Windy summer days are gifts, their bursts of cool air a welcome relief to my perpetually damp middle-aged skin. I stand on the side of the house where the gusts are strongest and raise my arms a bit, allowing it to wash over me in much the same way water does as I swim. It’s soothing.
I hold my face to the sky feeling the warmth and breathe deeply, completely content, and want the moment to last longer than it does.
I think I should get my book and sit in the sun — perhaps nap a minute or two. There’s a place on the front steps behind the hedge where I can open my sand chair and somewhat hide from the neighbors as they pass, noticing that they try not to look my way. But no, there’s someone coming to talk about a fence for the back yard, and knowing he’ll come through the house, I dart from one pile to the next, picking up, tossing away, sweeping, and scooping. With as little effort as possible, I, too, can still pretend like I might be Martha occasionally.
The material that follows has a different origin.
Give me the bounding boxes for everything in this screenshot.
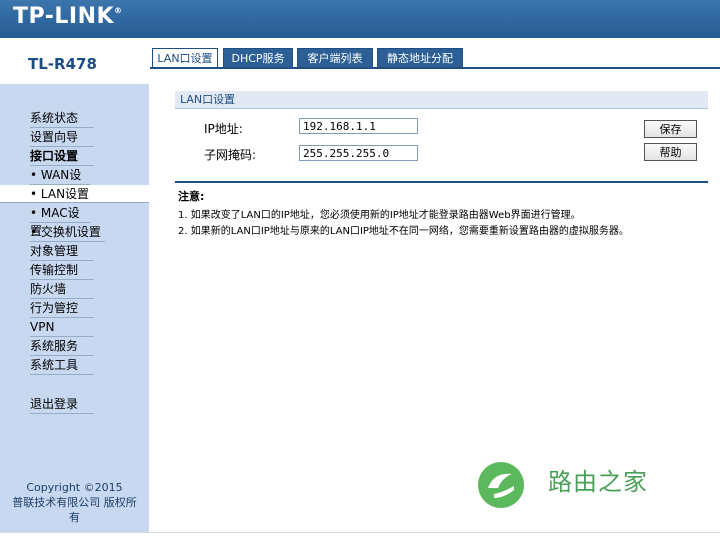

I slide open most of the windows, giving the stuffy warm air in the house a reason to escape while it has the chance and pause long enough at the top of the stairs to look around, deciding that I’ll stay in and feel the breeze through the window next to my desk while I work.
I may not be able to feel the air move over my skin, but I can watch the thin branches on the trees in the back bend in the wind as I’m thinking, and see the unusual clouds change from one formation to the next.
I can go out and sit in my chair any time.
Besides, I’d have ended up even more sweaty than I already am and once the wind dies down, my only option will be to open the freezer and insert my face, hoping that will cool me down. It’s a fairly weak option compared to the relief a windy summer day provides, and it’s far less dramatic, but in a pinch, it’s better than feeling like I’m the main ingredient in a rather hearty brine.
Think about it: pickles are always better chilled, aren’t they?